Rich spoke recently with Sophian Features Editor Amanda Houpt.


A.H.: I just wanted first to get a brief history of how you know President Christ. I spoke to Paul Alpers (her husband) about this interview and he gave me bit of that history, but I was just wondering about your description of your relationship prior to this. 

A.R.: "Well, I really don't know her at all well. I think we have met a couple of times, but Paul Alpers is a very old friend of mine. I knew him when he was a graduate student at Harvard and I was living in Cambridge, and so I have been following Carol Christ's career through Paul really."


A.H.: As you well know, Smith is a women's college, and that is controversial. There is a lot of speculation about whether not accepting biologically born men contradicts the College's belief in the equality of the sexes or not. People also question how practical it is. How do you view women's education? 
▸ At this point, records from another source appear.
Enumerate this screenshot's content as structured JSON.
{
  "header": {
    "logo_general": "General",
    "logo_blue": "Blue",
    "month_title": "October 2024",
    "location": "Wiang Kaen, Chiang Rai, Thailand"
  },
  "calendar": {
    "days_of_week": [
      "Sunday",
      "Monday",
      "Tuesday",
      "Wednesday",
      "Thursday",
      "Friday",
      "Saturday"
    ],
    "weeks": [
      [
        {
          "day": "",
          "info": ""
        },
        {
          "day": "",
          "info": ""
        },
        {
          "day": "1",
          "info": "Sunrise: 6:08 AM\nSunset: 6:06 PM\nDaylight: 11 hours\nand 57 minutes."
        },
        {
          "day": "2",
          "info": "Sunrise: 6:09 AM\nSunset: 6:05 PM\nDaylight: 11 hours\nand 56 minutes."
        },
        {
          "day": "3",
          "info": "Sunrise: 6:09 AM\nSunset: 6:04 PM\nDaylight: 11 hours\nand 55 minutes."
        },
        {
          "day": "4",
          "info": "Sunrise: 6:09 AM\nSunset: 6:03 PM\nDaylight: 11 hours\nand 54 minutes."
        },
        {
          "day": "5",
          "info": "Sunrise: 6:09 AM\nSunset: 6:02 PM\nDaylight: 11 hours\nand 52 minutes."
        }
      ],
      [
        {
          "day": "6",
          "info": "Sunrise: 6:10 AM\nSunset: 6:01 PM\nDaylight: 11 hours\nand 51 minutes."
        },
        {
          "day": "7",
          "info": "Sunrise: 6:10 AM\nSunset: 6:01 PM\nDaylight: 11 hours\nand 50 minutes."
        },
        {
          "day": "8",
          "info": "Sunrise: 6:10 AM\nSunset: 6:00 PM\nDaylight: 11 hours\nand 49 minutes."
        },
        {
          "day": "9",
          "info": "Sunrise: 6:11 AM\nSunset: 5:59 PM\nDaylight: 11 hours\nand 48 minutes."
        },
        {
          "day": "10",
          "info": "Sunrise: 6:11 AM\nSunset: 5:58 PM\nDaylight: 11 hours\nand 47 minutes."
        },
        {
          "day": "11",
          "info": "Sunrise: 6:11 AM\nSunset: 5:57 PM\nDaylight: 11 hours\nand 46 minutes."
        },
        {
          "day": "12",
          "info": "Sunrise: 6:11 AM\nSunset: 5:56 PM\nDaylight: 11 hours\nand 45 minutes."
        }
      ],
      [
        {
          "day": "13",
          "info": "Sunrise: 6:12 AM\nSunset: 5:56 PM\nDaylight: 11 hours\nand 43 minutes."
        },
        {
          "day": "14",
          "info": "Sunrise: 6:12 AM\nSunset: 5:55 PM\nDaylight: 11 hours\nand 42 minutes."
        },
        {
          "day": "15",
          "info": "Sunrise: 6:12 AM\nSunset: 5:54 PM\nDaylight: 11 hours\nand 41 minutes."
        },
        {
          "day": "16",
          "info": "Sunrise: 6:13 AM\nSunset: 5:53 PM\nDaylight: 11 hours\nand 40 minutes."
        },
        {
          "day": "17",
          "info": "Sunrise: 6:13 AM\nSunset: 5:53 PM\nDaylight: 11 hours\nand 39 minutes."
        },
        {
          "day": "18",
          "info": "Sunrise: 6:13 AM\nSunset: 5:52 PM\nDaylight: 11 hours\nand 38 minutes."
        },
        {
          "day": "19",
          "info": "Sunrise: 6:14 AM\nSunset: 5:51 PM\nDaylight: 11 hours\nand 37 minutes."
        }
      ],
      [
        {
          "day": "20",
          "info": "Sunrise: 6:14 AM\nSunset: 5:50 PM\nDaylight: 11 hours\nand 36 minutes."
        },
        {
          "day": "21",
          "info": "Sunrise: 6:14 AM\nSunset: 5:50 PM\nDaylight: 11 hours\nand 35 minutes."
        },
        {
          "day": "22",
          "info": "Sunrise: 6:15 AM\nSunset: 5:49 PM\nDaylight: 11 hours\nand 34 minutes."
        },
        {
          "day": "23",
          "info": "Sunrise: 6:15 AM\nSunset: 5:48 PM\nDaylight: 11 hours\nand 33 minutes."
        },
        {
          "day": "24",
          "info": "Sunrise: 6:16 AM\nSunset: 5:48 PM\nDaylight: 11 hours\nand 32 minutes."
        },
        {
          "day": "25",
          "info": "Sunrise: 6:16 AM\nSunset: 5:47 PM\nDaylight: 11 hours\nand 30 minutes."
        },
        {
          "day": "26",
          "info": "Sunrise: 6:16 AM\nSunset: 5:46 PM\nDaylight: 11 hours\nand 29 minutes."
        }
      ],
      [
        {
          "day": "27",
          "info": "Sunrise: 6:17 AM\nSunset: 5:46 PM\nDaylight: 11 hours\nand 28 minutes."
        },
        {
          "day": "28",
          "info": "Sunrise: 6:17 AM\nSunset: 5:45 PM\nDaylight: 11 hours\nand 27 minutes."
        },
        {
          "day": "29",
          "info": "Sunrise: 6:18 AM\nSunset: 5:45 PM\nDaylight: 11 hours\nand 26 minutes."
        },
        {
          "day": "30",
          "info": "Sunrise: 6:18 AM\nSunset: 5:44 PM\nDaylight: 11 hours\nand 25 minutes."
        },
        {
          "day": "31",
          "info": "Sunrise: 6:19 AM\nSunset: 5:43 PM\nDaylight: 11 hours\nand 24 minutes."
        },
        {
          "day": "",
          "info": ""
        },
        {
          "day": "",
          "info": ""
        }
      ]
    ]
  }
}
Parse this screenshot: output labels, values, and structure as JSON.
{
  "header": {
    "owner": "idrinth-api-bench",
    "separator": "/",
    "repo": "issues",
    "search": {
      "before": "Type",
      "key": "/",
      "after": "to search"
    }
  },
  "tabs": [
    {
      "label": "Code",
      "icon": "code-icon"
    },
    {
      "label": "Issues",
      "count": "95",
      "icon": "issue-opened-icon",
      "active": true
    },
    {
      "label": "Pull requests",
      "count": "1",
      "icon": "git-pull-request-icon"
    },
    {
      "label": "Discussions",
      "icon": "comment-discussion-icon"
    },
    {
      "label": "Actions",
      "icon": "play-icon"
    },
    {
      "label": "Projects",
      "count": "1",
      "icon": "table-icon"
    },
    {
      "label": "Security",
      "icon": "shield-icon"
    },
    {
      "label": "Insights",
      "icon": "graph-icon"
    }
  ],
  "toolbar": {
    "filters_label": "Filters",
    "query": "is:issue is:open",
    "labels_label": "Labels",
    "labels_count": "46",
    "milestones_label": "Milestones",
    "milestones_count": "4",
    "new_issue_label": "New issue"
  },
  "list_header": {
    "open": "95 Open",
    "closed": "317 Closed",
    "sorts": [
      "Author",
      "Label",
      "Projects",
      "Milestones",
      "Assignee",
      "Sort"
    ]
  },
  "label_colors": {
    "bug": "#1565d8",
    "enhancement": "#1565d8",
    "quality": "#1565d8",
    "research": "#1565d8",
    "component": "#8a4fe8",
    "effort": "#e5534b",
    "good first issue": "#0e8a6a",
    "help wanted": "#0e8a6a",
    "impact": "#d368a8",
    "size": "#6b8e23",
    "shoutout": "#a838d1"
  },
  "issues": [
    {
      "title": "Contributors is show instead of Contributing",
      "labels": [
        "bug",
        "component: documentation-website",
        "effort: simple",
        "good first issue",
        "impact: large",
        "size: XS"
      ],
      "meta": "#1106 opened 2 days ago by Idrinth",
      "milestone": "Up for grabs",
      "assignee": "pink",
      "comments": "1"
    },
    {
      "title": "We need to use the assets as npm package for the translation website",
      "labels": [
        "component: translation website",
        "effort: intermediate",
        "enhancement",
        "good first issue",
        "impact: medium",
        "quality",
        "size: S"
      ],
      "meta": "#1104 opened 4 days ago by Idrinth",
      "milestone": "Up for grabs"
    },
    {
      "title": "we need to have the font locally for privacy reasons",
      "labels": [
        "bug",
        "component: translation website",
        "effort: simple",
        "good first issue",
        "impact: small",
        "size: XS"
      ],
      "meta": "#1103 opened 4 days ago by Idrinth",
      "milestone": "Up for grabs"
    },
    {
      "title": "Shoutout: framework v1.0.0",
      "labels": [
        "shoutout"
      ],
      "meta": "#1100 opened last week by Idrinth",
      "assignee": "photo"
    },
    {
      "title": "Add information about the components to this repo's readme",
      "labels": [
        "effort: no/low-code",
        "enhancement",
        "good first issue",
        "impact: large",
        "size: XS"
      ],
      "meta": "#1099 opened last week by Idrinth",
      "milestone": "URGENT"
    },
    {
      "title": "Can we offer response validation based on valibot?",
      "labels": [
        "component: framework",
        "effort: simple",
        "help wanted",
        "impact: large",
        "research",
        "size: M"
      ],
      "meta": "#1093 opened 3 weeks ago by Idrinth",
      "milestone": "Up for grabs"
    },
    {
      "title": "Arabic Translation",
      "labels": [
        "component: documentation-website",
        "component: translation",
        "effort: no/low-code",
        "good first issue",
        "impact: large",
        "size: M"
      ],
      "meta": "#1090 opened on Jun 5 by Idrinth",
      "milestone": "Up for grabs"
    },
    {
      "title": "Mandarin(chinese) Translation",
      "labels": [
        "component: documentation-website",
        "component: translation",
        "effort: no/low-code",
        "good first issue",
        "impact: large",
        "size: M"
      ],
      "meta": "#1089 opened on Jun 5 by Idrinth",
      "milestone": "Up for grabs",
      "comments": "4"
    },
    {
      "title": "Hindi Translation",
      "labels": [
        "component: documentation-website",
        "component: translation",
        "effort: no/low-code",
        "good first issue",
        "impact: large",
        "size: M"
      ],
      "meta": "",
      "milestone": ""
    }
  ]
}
A.R: "Well, that is a large question and I have written about that. I gave the commencement address at Smith in — I believe — 1979. I called it 'What Does a Woman Need to Know?' At that time Smith had its first female president, Jill Conway, and it was at a kind of cusp of the women's movement. The women's movement in the United States was still very active, but Smith at that time had no women's studies [program] at all that I could find out about and I talked about [the need] for educated women to know the history of women, not only women of their own class or race, but a multiplicity of women.